Ngs Data Centers: Storage, Backup, Hardware Etc..
6
13
Entering edit mode
13.5 years ago

Hi all,

I was wondering what kind of infrastructure(s) (hardware, backup...) are currently used by the large sequencing centers (Sanger , etc...).

At this time, the only interesting informations I found are Guy Coates's slides ( http://www.slideshare.net/gcoates ).
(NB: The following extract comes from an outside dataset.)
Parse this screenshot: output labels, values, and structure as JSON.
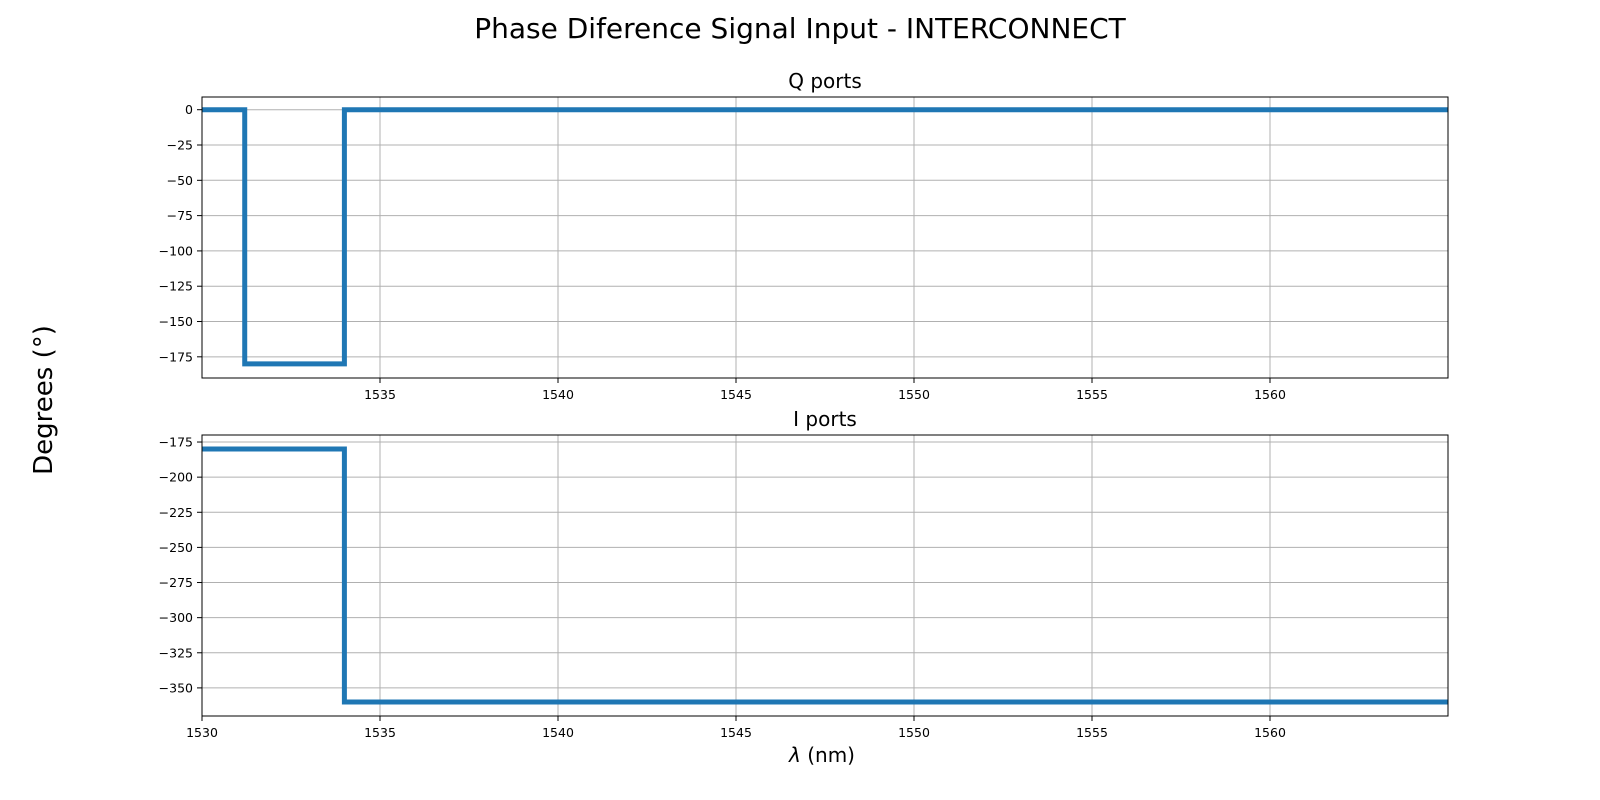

Any hint would be appreciated.

(Community wiki)

next-gen sequencing data • 7.4k views
ADD COMMENT
8
Entering edit mode
13.5 years ago

Yes indeed, the kilokluster is not used anymore. the new clusters at UCSC are called swarm, encodek and memk. Swarm is the only interesting cluster here, with something around 1000 CPUs on ~ 250 nodes, built in part by clusterguys

The key part of all clusters here is a 250 TB IBM GPFS filesystem. GPFS costs money but it sits in the kernel and has been designed from the start for distributed operation. I don't know how it works and where the caching servers are located, I can only say that it is extremely fast. Way faster in distributed mode than ZFS, and even the metadata information arrives on time. The network links are normal 1 GB ethernet from what I know. Big clusters cannot use NFS at all, to my knowledge.

The other important part are local harddisks, 250 GB each, they should be bigger, but that's what we have. Genomes and all big datafiles are stored on local harddisks and are loaded from there, that avoids the clogging the network.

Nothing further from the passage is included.